Halloween is very much en vogue these days. The tradition of carved pumpkins and scary costumes that is so popular in the United States has clearly influenced celebrations in the UK and even in continental Europe.
The custom of celebrating Halloween does, however, have its own roots in Europe, and in Scotland they are particularly strong. From Halloween lanterns made from neeps to dookin’ for apples, Halloween in Scotland has its distinct character – and one also recognised by Scotland’s national bard, Robert Burns, who wrote a poem on Halloween (click here to read the full poem):
Upon that night, when fairies light
On Cassilis Downans dance,
Or owre the lays, in splendid blaze,
On sprightly coursers prance;
Or for Colean the rout is ta’en,
Beneath the moon’s pale beams;
There, up the Cove,to stray an’ rove,
Amang the rocks and streams
To sport that night;
Wi’ merry sangs, an’ friendly cracks,
I wat they did na weary;
And unco tales, an’ funnie jokes
Their sports were cheap an’ cheery:
Till butter’d sowens, wi’ fragrant lunt,
Set a’ their gabs a-steerin;
Syne, wi’ a social glass o’ strunt,
They parted aff careerin
Fu’ blythe that night.
So important was the tradition of Halloween to many a Scot that it found its way to faraway climes in the cultural baggage of Scottish migrants. In Victoria, British Columbia, it was under the auspices of the First Presbyterian church choir that a Halloween concert was held in 1907. ‘In no way’, noted the local newspaper, ‘could it [Halloween] be better celebrated than by attending this Scotch concert.’ A little further south, in San Francisco in the United States, the city’s Thistle Club customarily celebrated Halloween with a ball. In 1904, ‘songs of bonnie Scotland were sung’, and ‘the club piper, Edward Ross, inspired recollections of the land of the thistle.’ A year earlier, at the Thistle Club’s 22nd Halloween Ball, ‘about 200 lads and lassies [were] on the floor, who danced gayly to Scottish music played on Scottish instruments.’

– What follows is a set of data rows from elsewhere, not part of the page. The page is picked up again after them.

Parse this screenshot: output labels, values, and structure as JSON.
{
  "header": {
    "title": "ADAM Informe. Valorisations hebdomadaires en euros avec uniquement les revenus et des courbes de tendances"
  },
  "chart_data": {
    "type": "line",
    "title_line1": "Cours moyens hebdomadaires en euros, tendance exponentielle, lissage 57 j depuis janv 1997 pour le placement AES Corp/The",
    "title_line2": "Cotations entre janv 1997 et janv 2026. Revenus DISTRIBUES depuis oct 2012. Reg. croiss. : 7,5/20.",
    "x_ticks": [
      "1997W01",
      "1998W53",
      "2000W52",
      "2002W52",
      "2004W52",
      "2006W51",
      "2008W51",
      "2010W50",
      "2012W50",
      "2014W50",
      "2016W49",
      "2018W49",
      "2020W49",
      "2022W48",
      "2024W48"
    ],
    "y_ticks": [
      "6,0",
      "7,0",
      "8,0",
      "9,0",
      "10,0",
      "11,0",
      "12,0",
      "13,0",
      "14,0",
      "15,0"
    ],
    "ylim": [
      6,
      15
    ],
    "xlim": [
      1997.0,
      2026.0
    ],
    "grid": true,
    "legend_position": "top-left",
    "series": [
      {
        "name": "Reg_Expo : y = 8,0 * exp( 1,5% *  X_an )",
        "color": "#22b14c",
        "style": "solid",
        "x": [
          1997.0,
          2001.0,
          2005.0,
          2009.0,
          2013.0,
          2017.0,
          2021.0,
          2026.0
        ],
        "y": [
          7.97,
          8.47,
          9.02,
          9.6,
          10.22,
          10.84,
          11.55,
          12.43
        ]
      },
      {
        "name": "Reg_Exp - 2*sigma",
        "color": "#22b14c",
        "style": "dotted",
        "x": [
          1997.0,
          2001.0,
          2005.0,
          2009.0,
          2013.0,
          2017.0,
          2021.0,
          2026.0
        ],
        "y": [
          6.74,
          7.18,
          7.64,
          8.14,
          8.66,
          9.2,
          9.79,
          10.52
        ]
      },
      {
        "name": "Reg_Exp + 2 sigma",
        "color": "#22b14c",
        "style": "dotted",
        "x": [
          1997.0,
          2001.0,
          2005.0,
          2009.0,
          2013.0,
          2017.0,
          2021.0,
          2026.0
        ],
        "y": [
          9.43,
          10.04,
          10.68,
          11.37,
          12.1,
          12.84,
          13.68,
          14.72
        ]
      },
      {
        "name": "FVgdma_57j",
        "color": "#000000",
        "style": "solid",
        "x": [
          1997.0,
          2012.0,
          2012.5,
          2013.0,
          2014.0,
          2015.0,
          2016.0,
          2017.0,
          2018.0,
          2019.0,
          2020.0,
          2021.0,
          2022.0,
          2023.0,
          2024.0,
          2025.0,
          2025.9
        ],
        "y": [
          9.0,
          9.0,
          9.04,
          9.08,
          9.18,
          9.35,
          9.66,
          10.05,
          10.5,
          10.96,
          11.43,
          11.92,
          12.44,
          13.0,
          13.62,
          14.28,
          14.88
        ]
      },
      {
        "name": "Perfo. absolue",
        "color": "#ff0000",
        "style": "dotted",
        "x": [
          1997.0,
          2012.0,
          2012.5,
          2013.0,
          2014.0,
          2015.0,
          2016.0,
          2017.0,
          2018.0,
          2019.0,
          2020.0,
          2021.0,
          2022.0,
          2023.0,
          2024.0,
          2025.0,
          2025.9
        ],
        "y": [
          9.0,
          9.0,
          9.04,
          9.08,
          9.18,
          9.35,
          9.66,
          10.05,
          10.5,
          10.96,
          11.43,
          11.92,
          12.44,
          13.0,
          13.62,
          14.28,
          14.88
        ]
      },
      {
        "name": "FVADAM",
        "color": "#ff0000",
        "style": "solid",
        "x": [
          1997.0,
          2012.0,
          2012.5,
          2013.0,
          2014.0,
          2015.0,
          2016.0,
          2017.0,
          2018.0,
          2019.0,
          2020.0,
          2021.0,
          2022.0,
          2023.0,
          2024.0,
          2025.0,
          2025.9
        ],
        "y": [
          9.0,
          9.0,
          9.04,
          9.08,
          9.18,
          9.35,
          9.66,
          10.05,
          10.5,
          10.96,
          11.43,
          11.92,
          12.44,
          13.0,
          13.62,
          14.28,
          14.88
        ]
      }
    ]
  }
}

Halloween was not confined, however, to the northern hemisphere. In Brisbane, Australia, in 1893, the Queensland Scottish Association came together ‘to take part in and witness many of the auld games common in Scotland at the Halloween festival 100 years ago … The superstitious game of the “three basins” caused great amusement among the young ladies present.’ A little later, in 1922, the Register from Adelaide, reporting on the Halloween celebrations held by the South Australia Caledonian Society, noted that ‘wherever Scotsmen foregather they love to keep in memory and celebrate the customs and festivals of their beloved homeland. Halloween, the night of October 31, being the eve before “All Saints’ Day”,’ is usually celebrated by Scottish folk and their descendants in whatever part of the globe they may be.’

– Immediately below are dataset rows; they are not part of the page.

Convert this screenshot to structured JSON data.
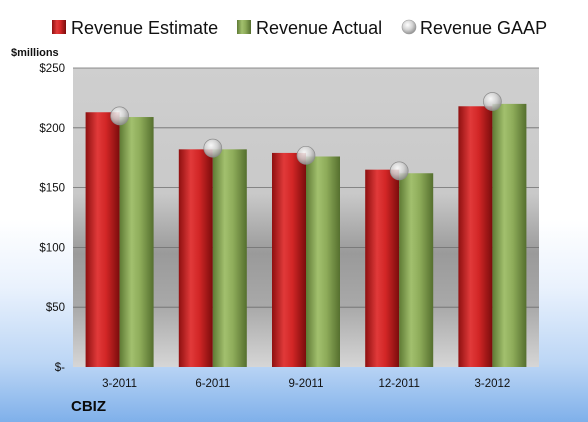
{
  "company": "CBIZ",
  "chart_data": {
    "type": "bar",
    "unit_label": "$millions",
    "categories": [
      "3-2011",
      "6-2011",
      "9-2011",
      "12-2011",
      "3-2012"
    ],
    "series": [
      {
        "name": "Revenue Estimate",
        "kind": "bar",
        "color": "#d42a2a",
        "values": [
          213,
          182,
          179,
          165,
          218
        ]
      },
      {
        "name": "Revenue Actual",
        "kind": "bar",
        "color": "#8fad5c",
        "values": [
          209,
          182,
          176,
          162,
          220
        ]
      },
      {
        "name": "Revenue GAAP",
        "kind": "marker",
        "color": "#c8c8c8",
        "values": [
          210,
          183,
          177,
          164,
          222
        ]
      }
    ],
    "ylim": [
      0,
      250
    ],
    "y_ticks": [
      0,
      50,
      100,
      150,
      200,
      250
    ],
    "y_tick_labels": [
      "$-",
      "$50",
      "$100",
      "$150",
      "$200",
      "$250"
    ],
    "grid": true,
    "legend_position": "top"
  }
}
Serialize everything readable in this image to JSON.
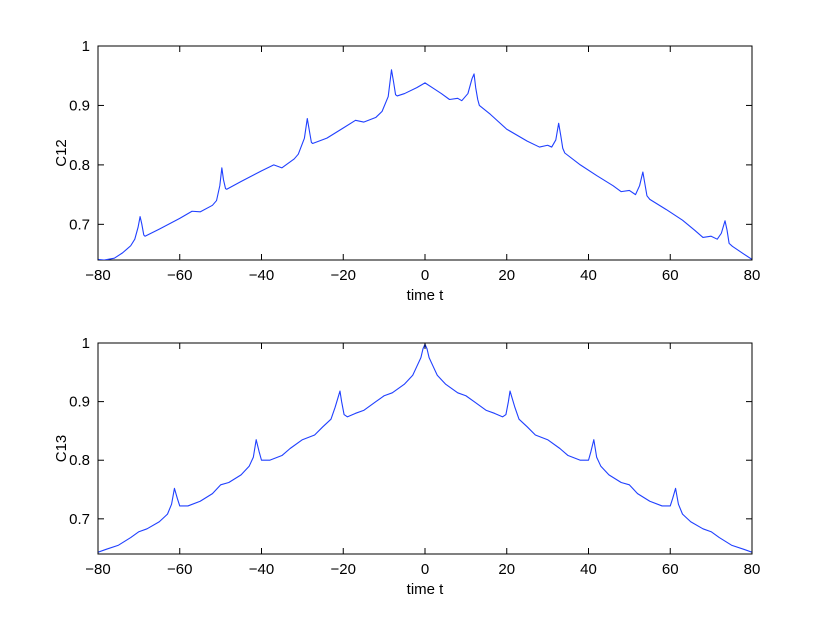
{
  "chart_data": [
    {
      "type": "line",
      "title": "",
      "xlabel": "time t",
      "ylabel": "C12",
      "xlim": [
        -80,
        80
      ],
      "ylim": [
        0.64,
        1.0
      ],
      "xticks": [
        -80,
        -60,
        -40,
        -20,
        0,
        20,
        40,
        60,
        80
      ],
      "xtick_labels": [
        "−80",
        "−60",
        "−40",
        "−20",
        "0",
        "20",
        "40",
        "60",
        "80"
      ],
      "yticks": [
        0.7,
        0.8,
        0.9,
        1.0
      ],
      "ytick_labels": [
        "0.7",
        "0.8",
        "0.9",
        "1"
      ],
      "grid": false,
      "color": "#2040ff",
      "series": [
        {
          "x": [
            -80,
            -78.5,
            -76,
            -74,
            -72,
            -71,
            -70.2,
            -69.7,
            -69.3,
            -68.8,
            -68.5,
            -65,
            -60,
            -57,
            -55,
            -52,
            -51,
            -50.2,
            -49.7,
            -49.3,
            -48.8,
            -48.5,
            -45,
            -40,
            -37,
            -35,
            -32,
            -31,
            -29.5,
            -28.8,
            -28.3,
            -27.8,
            -27.5,
            -24,
            -20,
            -17,
            -15,
            -12,
            -10.5,
            -9,
            -8.2,
            -7.7,
            -7.2,
            -6.8,
            -5,
            -2,
            0,
            2,
            4,
            6,
            8,
            9,
            10.5,
            11.5,
            12,
            12.4,
            12.9,
            13.3,
            16,
            20,
            25,
            28,
            30,
            31,
            32,
            32.7,
            33.2,
            33.7,
            34.2,
            38,
            42,
            46,
            48,
            50,
            51.5,
            52.5,
            53.3,
            53.8,
            54.3,
            55,
            59,
            63,
            66,
            68,
            70,
            71.5,
            72.5,
            73.4,
            73.9,
            74.4,
            75.2,
            78,
            80
          ],
          "y": [
            0.641,
            0.64,
            0.643,
            0.652,
            0.664,
            0.675,
            0.695,
            0.713,
            0.701,
            0.682,
            0.68,
            0.692,
            0.71,
            0.722,
            0.721,
            0.732,
            0.74,
            0.765,
            0.795,
            0.775,
            0.76,
            0.759,
            0.772,
            0.79,
            0.8,
            0.795,
            0.81,
            0.818,
            0.845,
            0.878,
            0.858,
            0.838,
            0.836,
            0.845,
            0.862,
            0.875,
            0.872,
            0.88,
            0.89,
            0.915,
            0.96,
            0.94,
            0.918,
            0.916,
            0.92,
            0.93,
            0.938,
            0.929,
            0.92,
            0.91,
            0.912,
            0.908,
            0.92,
            0.945,
            0.953,
            0.93,
            0.91,
            0.9,
            0.885,
            0.86,
            0.84,
            0.83,
            0.833,
            0.83,
            0.842,
            0.87,
            0.85,
            0.828,
            0.82,
            0.8,
            0.782,
            0.765,
            0.755,
            0.757,
            0.75,
            0.765,
            0.788,
            0.768,
            0.748,
            0.742,
            0.725,
            0.707,
            0.69,
            0.678,
            0.68,
            0.675,
            0.685,
            0.706,
            0.69,
            0.668,
            0.663,
            0.65,
            0.641
          ]
        }
      ]
    },
    {
      "type": "line",
      "title": "",
      "xlabel": "time t",
      "ylabel": "C13",
      "xlim": [
        -80,
        80
      ],
      "ylim": [
        0.64,
        1.0
      ],
      "xticks": [
        -80,
        -60,
        -40,
        -20,
        0,
        20,
        40,
        60,
        80
      ],
      "xtick_labels": [
        "−80",
        "−60",
        "−40",
        "−20",
        "0",
        "20",
        "40",
        "60",
        "80"
      ],
      "yticks": [
        0.7,
        0.8,
        0.9,
        1.0
      ],
      "ytick_labels": [
        "0.7",
        "0.8",
        "0.9",
        "1"
      ],
      "grid": false,
      "color": "#2040ff",
      "series": [
        {
          "x": [
            -80,
            -78,
            -75,
            -72,
            -70,
            -68,
            -65,
            -63,
            -62,
            -61.3,
            -60.6,
            -60,
            -58,
            -55,
            -52,
            -50,
            -48,
            -45,
            -43,
            -42,
            -41.3,
            -40.6,
            -40,
            -38,
            -35,
            -33,
            -30,
            -27,
            -25,
            -23,
            -22,
            -20.8,
            -20.4,
            -19.8,
            -19,
            -17,
            -15,
            -12,
            -10,
            -8,
            -5,
            -3,
            -2,
            -1,
            -0.5,
            0,
            0.5,
            1,
            2,
            3,
            5,
            8,
            10,
            12,
            15,
            17,
            19,
            19.8,
            20.4,
            20.8,
            22,
            23,
            25,
            27,
            30,
            33,
            35,
            38,
            40,
            40.6,
            41.3,
            42,
            43,
            45,
            48,
            50,
            52,
            55,
            58,
            60,
            60.6,
            61.3,
            62,
            63,
            65,
            68,
            70,
            72,
            75,
            78,
            80
          ],
          "y": [
            0.643,
            0.648,
            0.655,
            0.668,
            0.678,
            0.683,
            0.695,
            0.708,
            0.725,
            0.752,
            0.735,
            0.722,
            0.722,
            0.73,
            0.743,
            0.758,
            0.762,
            0.775,
            0.79,
            0.805,
            0.835,
            0.815,
            0.8,
            0.8,
            0.808,
            0.82,
            0.835,
            0.843,
            0.857,
            0.87,
            0.89,
            0.918,
            0.9,
            0.878,
            0.874,
            0.88,
            0.885,
            0.9,
            0.91,
            0.915,
            0.93,
            0.945,
            0.96,
            0.975,
            0.99,
            0.998,
            0.99,
            0.975,
            0.96,
            0.945,
            0.93,
            0.915,
            0.91,
            0.9,
            0.885,
            0.88,
            0.874,
            0.878,
            0.9,
            0.918,
            0.89,
            0.87,
            0.857,
            0.843,
            0.835,
            0.82,
            0.808,
            0.8,
            0.8,
            0.815,
            0.835,
            0.805,
            0.79,
            0.775,
            0.762,
            0.758,
            0.743,
            0.73,
            0.722,
            0.722,
            0.735,
            0.752,
            0.725,
            0.708,
            0.695,
            0.683,
            0.678,
            0.668,
            0.655,
            0.648,
            0.643
          ]
        }
      ]
    }
  ]
}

In New Zealand, too, Halloween celebrations were customarily part of the varied cultural programmes organised by Scottish clubs and societies in the country. The festival was seen as a particularly good means for the promotion of the literature and poetry of Scotland. In Ashburton, as small settlement in Canterbury in the South Island of New Zealand, the local Scottish Society organised a Halloween celebration in 1910 for example. The patron, Mr P. Stewart, and a good number of members and friends were present, and an enjoyable evening was spent. Selections were given during the programme by the Scottish Pipe Band, which also played outside the hall. During the evening sprigs of heather, delivered especially from ‘the homeland’, were distributed, and an enjoyable evening closed with the singing of Auld Lang Syne. A good decade earlier, and a little further south in Dunedin, the Dunedin Burns Club held its annual Halloween gathering. As was noted in a report on the gathering, the Club’s President, Mr Gibson, ‘in speaking of the festival of Halloween said it was one of the most ancient and honoured customs of Scotland.’ And so the tradition of celebrating Halloween continued among the Scots abroad – even in the Scottish diaspora’s farthest outpost.